By Thomas C. Lee, MD
As recently as a decade ago, insurance companies often required a peer-to-peer discussion for approval of head and neck ablations. Though these discussions usually led to approval, it was somewhat puzzling to have to justify why ablation of a tumor or lymph node metastasis in the neck would be as effective as ablating elsewhere in the body, particularly when body radiologists have been routinely ablating lesions for over three decades. One of the experienced ablation technicians at my institution told me that ablation of a small renal cell cancer is practically considered a standard of care in some situations as opposed to the past when one might expect a complete nephrectomy which then subsequently evolved to partial nephrectomy and now ablation. Within the past several years, however, there seem to have been fewer and fewer requests for peer-to-peer discussions to justify the rationale for ablation in the head and neck, presumably as ablation in the head and neck has become more mainstream.
Why has ablation in the head and neck been so slow in adoption compared to elsewhere in the body? Perhaps it is not so much a question of efficacy as a question of whether the benefits outweigh the risks in the more sensitive head and neck region where there is the potential for permanent neurologic complications such as carotid injury and stroke. Risk, however, is always relative. Extensive granulation from previous surgery or radiation can cause further surgery high risk for carotid dissection as opposed to an outpatient percutaneous ablation procedure. One might consider then that ablation in some circumstances may entail far less risk than the patient’s alternatives.
Perhaps the real question facing us, then, is whether adoption of head and neck ablation should be within the domain of radiologists. In many regards, radiologists are gatekeepers to imaging in the head and neck, and even to image guided needle biopsies. I attended an ultrasound workshop once at which the instructors mentioned that they would happily go a step further and ablate a thyroid lesion if their hospital would only let them. I think we’ve come to a time when safe techniques for ablation in the head and neck have been established. There are now surgical groups offering image guided ablation, as well as radiology groups. Should we as an association sit on the side lines and allow patient care and image guided ablation be absorbed by surgical practices?

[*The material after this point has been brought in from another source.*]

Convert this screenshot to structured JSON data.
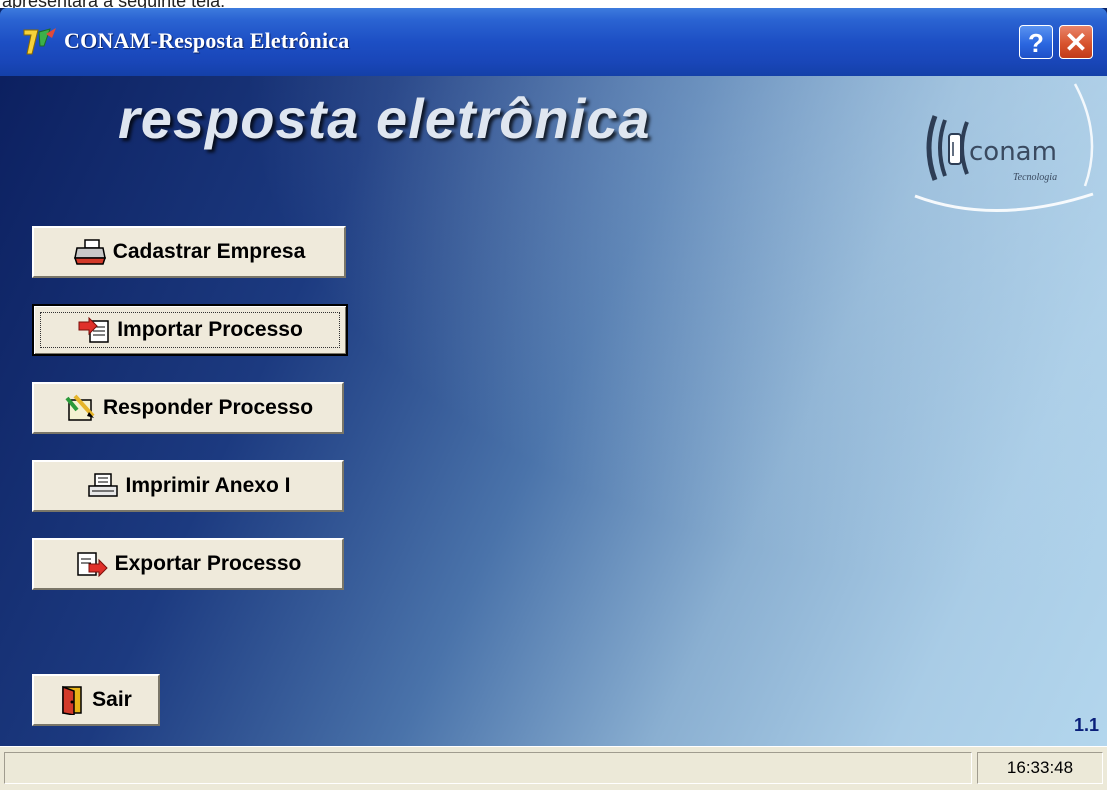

Recently relative value unit designations have given more emphasis to evaluation and management (E/M) codes. Specialties such as family medicine, pediatrics and psychiatry have gained the most from this recent shift while procedural based specialties without E/M codes have suffered the most. This is likely not a one time event. This is a trend that will increase. Patients and referring providers are no longer satisfied with a statement that there is a nodule, or even that it is a benign nodule, particularly if that benign nodule is causing the patient symptoms. They want a one-stop shop where the provider who diagnoses the problem also takes responsibility for treating it.
At this time, imaging is to a large extent in the hands of radiologists. As imaging equipment becomes less expensive and more readily available this practice may change. Are we not at this time then the best equipped to offer image guided treatment? If we decline to do so and not step up our practices, we may face a time when our specialty is asked to step aside, not only from treatment but eventually from diagnosis.